Monarch butterflies used to gather in the park half a mile from where I grew up, in numbers too great to count. They hung like orange jewels from the gray-green strands of Eucalyptus leaves.
A lot of my youth took place in that park. I rode through it on my bike to and from the junior high school and, later, on my way to work at a number of those crappy jobs one gets as a teenager. I played baseball there. But for me it’s the monarchs. They gave to that place meaning.
I moved away from Ventura many years ago. The butterflies are mostly gone now. According to a recent report from the Xerces Society, an advocacy group focused on invertebrate conservation, only 1914 Monarchs were recorded overwintering on the California coast. Xerces Society volunteers canvassed 246 roosting sites from the North Coast to Baja California in the south. “This critically low number follows two years with fewer than 30,000 butterflies–the previous record lows–indicating that the western Monarch Butterfly migration is nearing collapse.” The Xerces Society has been watching this migration for decades. The most recent data show “a 99.9% fall from the numbers of monarchs in the 1980s, when butterflies filled trees from Marin County to San Diego County.”
California is changing. Every time I go back it seems drier, hotter, and more desperate. I still see the scars from the catastrophic fires that devastated the town late in 2018. It is difficult to live there unless you have money. Homelessness is rampant. RVs sit in the lots at the park, a place for those who are struggling to scrape by to set up base camp. There are costs associated with all of this. Southern California is so different from what I once knew. Maybe the butterflies are a small matter, but their decline seems emblematic of so much else. The reasons for the devastating drop in the Monarch population are easy to see and entirely avoidable: loss of overwintering, migration, and breeding habitat and the use of pesticides.
Some historians will tell you that they study the past. There is truth to that, of course. But I think it is more on the mark to say that we study change: how and why, and with what consequences.
There has been so much change over the last eleven months. Early in March of last year my mom had a serious stroke. No stroke is well-timed, but having one at the beginning of a global pandemic was particularly devastating. The stroke took place early in March. I flew out to visit. I flew back to New York on the 12th, and everything shut down the next day. After three months in a locked-down rehab facility, as the residents started to fall ill and die from Covid, we moved my mom home. The cost of 24/7 care was enormous and unsustainable, and when Covid hit both my parents late in December, brought into the house by one of the caregivers, we decided again to move my mom, this time out of the house she has called home for sixty years and into a board and care facility. My parents made it through COVID–thanks to the help of a family friend who owned a scuba shop in the harbor we were able to get my dad the oxygen he needed more quickly than the doctor could order it. And we are hopeful we have made the right move. We cannot know for sure and like so many people, we are wracked with uncertainty.
I know we have it better than many millions of people.
I think back over the past eleven months. I think of what has happened since March. George Floyd, and the Black Lives Matter protests across the country; the presidential campaign, and its strange, violent conclusion. I think of the constantly increasing death toll, and the millions of people grieving. And the assault on the Capitol building less than a month ago. These are events of significance. I do not doubt that one day students in high school and on college campuses will read about them, if we still have history classes then.
But his past year has made my world much smaller. What are the events that mattered in my own life? A stroke, fraught trips across the country in the midst of a pandemic to try to help, my own bout with the disease from which I am still recovering. And the effect of this crisis on my parents.

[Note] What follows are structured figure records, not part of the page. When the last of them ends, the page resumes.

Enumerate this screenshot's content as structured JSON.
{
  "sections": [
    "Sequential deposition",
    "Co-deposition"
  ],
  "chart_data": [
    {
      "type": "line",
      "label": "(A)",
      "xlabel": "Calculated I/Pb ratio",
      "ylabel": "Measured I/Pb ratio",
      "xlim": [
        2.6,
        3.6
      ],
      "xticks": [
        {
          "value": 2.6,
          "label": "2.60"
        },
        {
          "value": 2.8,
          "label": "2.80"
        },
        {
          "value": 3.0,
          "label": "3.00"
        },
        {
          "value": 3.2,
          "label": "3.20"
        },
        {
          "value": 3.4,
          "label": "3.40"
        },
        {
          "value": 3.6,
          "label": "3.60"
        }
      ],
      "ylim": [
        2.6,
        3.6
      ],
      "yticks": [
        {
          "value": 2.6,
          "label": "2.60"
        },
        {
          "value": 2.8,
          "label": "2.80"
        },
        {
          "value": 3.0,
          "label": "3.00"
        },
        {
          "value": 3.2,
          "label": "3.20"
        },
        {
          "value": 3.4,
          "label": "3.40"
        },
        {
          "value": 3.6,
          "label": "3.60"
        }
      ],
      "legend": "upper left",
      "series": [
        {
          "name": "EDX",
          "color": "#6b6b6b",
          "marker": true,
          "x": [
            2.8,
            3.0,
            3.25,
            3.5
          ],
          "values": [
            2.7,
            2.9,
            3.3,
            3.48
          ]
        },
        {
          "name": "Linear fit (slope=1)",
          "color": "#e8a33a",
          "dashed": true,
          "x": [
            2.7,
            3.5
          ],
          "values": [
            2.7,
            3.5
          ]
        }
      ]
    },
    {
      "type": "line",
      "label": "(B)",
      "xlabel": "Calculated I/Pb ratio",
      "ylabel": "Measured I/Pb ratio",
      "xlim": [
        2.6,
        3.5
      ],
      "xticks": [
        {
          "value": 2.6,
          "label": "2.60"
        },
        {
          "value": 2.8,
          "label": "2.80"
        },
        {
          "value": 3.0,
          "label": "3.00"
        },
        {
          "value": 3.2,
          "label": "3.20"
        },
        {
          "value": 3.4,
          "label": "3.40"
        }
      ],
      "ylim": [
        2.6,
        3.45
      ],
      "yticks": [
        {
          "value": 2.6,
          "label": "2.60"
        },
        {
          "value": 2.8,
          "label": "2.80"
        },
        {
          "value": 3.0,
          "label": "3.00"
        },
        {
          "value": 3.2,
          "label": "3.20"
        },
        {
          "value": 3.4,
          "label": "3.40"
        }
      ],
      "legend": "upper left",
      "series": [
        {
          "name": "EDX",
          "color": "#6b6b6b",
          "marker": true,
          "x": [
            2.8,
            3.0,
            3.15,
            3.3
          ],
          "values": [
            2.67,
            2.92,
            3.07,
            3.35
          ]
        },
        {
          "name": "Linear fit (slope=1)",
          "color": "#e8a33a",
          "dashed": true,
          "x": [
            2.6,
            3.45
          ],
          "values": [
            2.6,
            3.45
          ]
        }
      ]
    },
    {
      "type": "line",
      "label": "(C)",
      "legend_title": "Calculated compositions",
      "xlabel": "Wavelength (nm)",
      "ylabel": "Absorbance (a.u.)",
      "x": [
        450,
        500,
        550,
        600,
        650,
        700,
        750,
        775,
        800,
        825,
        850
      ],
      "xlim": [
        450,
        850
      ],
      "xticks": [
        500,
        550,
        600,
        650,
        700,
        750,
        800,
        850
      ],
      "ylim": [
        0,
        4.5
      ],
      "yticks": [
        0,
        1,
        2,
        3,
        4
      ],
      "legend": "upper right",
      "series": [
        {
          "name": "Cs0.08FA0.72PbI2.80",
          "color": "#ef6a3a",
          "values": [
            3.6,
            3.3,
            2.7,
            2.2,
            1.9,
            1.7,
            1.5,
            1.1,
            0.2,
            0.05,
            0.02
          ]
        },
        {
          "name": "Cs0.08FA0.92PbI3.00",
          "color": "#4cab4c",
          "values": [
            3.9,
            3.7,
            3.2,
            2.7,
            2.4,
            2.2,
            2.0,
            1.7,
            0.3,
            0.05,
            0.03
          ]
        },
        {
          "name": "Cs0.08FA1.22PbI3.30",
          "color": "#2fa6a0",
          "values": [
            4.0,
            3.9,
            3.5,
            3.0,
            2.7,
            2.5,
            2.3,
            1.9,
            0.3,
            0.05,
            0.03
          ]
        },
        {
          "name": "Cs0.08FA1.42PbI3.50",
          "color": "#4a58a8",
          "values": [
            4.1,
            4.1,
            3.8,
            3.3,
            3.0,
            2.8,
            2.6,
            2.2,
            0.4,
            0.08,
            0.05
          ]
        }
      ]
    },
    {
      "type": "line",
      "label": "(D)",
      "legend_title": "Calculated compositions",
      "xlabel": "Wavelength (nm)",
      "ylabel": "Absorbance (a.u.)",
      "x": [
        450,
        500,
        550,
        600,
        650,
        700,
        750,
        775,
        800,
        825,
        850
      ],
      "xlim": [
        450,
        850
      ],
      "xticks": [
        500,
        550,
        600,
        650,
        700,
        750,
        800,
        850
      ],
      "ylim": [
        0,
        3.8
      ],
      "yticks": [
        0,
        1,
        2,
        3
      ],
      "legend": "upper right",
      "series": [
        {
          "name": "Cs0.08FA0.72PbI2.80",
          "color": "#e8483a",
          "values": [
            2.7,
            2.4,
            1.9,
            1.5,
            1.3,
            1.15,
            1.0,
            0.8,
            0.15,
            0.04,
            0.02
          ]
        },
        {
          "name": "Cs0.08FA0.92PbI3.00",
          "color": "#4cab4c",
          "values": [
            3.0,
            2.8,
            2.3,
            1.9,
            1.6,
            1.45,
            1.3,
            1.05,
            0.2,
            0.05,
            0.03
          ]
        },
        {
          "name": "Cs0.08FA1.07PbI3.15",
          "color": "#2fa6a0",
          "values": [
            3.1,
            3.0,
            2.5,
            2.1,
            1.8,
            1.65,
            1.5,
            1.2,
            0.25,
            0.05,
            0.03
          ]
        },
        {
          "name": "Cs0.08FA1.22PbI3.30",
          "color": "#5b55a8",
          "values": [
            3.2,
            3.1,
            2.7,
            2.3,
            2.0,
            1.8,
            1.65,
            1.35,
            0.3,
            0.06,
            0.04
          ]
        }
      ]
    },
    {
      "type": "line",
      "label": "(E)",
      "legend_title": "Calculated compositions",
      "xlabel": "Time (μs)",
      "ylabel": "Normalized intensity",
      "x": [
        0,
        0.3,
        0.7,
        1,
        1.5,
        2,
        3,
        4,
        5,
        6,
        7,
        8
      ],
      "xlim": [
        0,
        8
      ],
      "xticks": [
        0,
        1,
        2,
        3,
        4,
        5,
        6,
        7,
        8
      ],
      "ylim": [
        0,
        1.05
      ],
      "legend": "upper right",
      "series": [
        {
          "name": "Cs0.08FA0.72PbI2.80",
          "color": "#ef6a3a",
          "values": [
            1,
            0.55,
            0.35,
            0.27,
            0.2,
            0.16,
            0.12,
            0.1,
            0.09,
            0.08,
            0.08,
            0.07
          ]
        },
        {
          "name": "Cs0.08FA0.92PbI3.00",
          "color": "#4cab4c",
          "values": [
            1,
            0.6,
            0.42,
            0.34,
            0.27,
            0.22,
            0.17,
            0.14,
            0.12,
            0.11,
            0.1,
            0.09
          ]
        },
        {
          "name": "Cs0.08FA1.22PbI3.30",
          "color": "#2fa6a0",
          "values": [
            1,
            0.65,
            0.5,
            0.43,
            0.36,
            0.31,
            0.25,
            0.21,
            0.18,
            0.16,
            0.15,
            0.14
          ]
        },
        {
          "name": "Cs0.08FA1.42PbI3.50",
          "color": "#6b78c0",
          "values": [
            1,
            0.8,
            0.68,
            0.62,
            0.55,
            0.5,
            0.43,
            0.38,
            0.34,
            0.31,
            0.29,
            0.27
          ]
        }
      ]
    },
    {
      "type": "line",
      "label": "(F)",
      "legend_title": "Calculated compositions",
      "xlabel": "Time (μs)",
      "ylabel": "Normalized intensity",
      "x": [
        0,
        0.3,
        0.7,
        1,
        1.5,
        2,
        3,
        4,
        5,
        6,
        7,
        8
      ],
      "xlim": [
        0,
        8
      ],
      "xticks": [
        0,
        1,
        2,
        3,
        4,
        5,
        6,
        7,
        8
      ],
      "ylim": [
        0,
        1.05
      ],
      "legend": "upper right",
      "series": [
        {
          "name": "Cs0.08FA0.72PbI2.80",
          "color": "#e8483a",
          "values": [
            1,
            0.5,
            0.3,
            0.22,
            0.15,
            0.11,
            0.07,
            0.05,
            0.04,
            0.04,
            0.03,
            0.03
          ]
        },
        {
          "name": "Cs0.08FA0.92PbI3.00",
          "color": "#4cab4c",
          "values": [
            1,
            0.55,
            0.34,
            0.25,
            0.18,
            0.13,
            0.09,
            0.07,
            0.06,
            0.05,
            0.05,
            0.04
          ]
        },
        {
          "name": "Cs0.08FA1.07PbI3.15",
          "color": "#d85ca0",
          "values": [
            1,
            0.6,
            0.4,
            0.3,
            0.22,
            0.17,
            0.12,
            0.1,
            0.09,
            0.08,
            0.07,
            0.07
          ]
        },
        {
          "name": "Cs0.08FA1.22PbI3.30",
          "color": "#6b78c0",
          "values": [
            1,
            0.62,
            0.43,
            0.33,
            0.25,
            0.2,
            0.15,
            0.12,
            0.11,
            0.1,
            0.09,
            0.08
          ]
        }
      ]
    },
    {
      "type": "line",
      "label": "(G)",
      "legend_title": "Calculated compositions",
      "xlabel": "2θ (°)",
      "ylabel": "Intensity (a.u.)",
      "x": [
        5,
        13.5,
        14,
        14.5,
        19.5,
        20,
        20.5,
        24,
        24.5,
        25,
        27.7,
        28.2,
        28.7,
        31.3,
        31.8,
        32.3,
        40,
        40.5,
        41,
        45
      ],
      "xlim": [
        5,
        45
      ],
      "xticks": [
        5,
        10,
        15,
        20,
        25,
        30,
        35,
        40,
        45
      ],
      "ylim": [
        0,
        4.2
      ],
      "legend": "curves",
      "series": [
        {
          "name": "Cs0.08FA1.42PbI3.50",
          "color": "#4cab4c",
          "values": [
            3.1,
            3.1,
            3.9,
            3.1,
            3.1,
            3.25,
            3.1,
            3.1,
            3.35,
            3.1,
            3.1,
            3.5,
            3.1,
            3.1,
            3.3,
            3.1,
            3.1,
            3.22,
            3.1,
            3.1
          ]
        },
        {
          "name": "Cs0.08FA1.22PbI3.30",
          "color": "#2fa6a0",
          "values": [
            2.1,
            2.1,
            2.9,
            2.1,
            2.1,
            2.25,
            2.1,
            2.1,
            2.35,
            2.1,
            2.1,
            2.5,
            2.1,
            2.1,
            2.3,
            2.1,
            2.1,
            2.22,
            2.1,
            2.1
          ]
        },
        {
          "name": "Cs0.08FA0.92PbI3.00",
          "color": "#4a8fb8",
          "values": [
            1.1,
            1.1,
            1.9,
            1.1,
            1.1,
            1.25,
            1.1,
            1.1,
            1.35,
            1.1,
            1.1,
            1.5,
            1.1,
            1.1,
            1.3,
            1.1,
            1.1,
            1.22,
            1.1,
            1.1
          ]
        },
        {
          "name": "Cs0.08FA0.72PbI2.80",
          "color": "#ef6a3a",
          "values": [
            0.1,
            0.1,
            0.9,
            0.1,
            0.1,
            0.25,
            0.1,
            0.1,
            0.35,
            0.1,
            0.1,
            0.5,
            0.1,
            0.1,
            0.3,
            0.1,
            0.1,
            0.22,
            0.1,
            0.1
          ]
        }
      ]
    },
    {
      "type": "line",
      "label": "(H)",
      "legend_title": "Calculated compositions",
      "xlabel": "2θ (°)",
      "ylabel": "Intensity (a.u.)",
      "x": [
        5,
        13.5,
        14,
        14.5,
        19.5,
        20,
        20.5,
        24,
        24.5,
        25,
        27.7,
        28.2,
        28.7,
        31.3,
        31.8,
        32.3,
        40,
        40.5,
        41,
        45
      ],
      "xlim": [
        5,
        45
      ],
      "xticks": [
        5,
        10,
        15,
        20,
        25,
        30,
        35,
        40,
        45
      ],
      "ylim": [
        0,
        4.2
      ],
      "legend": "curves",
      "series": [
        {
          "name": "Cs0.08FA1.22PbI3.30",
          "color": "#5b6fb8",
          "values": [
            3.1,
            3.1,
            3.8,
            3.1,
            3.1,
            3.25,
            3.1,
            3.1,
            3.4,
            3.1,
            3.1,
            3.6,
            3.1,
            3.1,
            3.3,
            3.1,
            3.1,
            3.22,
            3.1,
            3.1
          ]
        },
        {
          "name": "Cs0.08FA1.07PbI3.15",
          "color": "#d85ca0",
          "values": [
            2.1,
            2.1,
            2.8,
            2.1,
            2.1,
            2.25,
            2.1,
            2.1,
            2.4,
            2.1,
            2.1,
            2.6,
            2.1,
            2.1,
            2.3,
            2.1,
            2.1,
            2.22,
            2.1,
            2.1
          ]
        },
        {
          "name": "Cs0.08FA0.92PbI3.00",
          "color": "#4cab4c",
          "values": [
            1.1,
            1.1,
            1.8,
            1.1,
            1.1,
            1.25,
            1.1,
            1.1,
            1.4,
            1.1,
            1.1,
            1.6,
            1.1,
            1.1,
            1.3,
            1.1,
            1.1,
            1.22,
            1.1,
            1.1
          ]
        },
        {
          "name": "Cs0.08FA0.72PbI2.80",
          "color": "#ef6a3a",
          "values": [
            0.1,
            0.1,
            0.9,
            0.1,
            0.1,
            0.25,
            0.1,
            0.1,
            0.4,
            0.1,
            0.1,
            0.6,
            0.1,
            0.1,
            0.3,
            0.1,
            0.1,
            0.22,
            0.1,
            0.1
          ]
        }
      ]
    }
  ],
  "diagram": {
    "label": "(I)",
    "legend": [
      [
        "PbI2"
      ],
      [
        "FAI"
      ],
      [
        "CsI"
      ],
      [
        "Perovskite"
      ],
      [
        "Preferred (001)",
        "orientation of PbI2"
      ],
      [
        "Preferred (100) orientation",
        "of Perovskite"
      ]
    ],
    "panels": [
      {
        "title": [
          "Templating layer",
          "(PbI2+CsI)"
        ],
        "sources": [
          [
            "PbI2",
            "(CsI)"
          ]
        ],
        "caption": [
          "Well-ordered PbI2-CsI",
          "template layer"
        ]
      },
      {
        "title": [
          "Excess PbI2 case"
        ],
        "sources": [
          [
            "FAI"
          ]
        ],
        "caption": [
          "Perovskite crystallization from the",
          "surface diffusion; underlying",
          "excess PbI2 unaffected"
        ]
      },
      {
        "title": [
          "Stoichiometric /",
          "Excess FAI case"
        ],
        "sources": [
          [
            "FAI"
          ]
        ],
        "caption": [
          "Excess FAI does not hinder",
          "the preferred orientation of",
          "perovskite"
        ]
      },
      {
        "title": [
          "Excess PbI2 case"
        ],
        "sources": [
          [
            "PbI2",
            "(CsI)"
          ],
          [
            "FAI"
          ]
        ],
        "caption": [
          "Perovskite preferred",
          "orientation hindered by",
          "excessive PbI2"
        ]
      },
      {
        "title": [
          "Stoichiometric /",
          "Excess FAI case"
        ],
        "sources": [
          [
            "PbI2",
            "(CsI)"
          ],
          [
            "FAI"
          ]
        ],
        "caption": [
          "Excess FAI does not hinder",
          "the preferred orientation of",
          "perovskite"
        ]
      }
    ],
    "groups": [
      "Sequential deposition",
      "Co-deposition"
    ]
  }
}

Within two weeks of my return to New York, we reached the painful decision to put our dog Bonehead to sleep. It caused a lot of stress and sadness, the days preceding this decision.
We adopted him from the shelter in 2010, an angry and tweaked-out stray with bug eyes, a lantern jaw, and a bad attitude. We named him Stitch, because of how he looked. Gradually he grew into his real name, because of who he was. He never took food from a plate. Sometimes he tried to be nice, and to be playful, but it was never really in him. He was afraid of fireworks and thunder until he lost his hearing. He continued to speak with the ghost of the old man who died in our house many, many years ago. And if you came up to him to say hi with your dog, he would jack you up. Whenever I left town, his anxiety kicked in and he would get the worst case of the shits. He was not a nice dog, and he was a lot of trouble. But after a year like this one, I am feeling like maybe this long 2020 finally won a round, and landed a couple of hard punches. We’re reeling.
During the week I spent in California I pushed my mom in her wheelchair through the park. I scooped up avocados that the wind had knocked down. I know cargo sorts are out of fashion, but sometimes you have to stash things, you know? I saw a few Monarchs flying around, but nothing like before. Nothing was the same. On my last day I walked out to the backyard, and checked out a few ratty looking milkweed plants. I saw one Monarch caterpillar, munching along, working his way through his cycle before one of a number of possible predators picked him off. Maybe it’s a hopeful sign.